According to a study published by researchers at Novartis Pharma, common medications for severe pulmonary arterial hypertension interact, increasing one another’s levels when taken at the same time. However, co-administration of the medications does not appear to impact their effectiveness or increase the risk of liver problems. The study, entitled, “Pharmacokinetic interactions among imatinib, bosentan and sildenafil, and their clinical implications in severe pulmonary arterial hypertension,” appeared in the January 7th issue of the British Journal of Clinical Pharmacology.

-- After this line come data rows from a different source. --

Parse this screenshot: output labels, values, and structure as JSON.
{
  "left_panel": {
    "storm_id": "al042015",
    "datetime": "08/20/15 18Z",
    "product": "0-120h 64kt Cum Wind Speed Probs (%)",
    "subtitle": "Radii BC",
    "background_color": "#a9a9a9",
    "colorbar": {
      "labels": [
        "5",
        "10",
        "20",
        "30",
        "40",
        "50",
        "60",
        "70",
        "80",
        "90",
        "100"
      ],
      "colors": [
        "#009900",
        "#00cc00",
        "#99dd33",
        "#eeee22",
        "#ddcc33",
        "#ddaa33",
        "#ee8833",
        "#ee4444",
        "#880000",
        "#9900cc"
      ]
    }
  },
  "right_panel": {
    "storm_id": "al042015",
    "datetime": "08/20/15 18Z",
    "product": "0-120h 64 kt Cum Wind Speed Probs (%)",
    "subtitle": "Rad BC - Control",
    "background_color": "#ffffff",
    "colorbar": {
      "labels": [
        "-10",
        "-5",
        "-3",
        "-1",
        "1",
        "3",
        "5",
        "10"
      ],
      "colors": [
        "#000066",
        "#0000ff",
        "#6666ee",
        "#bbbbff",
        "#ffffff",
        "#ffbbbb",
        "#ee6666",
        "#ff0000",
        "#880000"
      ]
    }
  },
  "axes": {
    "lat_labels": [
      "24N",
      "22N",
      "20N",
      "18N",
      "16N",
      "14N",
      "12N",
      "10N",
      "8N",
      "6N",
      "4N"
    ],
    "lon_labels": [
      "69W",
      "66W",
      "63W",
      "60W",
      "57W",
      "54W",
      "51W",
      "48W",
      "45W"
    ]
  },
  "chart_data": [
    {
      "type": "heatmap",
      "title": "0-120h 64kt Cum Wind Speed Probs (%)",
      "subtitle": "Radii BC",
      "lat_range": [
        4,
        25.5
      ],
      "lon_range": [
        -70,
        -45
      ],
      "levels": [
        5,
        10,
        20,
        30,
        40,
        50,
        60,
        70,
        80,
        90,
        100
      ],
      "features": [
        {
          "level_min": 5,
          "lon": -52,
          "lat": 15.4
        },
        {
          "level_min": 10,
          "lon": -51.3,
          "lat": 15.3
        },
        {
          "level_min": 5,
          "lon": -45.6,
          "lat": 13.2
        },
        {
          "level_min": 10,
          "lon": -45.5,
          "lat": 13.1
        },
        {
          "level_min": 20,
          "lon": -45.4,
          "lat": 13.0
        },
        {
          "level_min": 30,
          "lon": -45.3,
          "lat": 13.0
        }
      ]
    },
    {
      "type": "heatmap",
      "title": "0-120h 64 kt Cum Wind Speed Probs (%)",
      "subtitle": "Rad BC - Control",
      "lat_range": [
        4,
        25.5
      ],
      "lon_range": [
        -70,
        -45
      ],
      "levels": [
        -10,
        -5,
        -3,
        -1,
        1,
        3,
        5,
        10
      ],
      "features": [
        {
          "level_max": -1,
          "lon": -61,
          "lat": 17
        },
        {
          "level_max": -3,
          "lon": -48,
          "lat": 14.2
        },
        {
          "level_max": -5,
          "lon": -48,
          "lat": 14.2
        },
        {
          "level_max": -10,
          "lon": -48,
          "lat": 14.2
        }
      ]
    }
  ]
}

Pulmonary arterial hypertension (PAH) is a condition that worsens over time and can be potentially fatal, since pressure in the pulmonary arteries can strain the heart. Although PAH currently has no cure, several medications are used to control PAH symptoms.
The current study examined three medications commonly prescribed for people with PAH, including imatinib, bosentan and sildenafil. Imatinib (also called Gleevec) is a treatment for leukemia that is sometimes used as an add-on therapy in PAH. The drug can improve exercise capacity in patients with advanced PAH and improve blood capacity, possibly due to inhibitory effects on platelet-derived growth factor. Bosetan (also called Tracleer) is a PAH medication that also can improve exercise capacity and acts by blocking the activity of endothelin, a molecule that causes blood vessel narrowing and interruption of blood flow. Sildenafil, (called Viagra and other brand names) is a medication used to treat pulmonary arterial hypertension and erectile dysfunction by inducing blood vessel dilation.
The investigators measured blood levels of medications in 21 patients with severe PAH when they were taking imatibnib together with bosentan or imatinib along with sildenafil. The participants in this study were already taking stable doses of bosentan and sildenafil and were given either imatinib or placebo in addition to their current medication.
Sildenafil concentrations increased by an average of 64% and bosentan by 51% when taken together with imatinib. However, despite elevations in blood levels of the medications, the drugs appeared to remain as effective and did not appear to have increased risk for liver toxicity.
The authors noted that “treatment differences between imatinib and placebo for change in 6-min walk distance and pulmonary vascular resistance were relatively constant across the entire concentration range for sildenafil and bosentan. Overall, higher concentrations of imatinib and bosentan were not associated with increasing liver enzymes (serum glutamic oxaloacetic transaminases [SGOT]/serum glutamic-pyruvic transaminase [SGPT]).”
According to the researchers, “Imatinib was found effective regardless of the co-medications and showed intrinsic efficacy beyond merely elevating the concentrations of the co-medications due to [drug-drug interactions]. There was no evidence of increased risk of liver toxicity upon co-administration with bosentan.”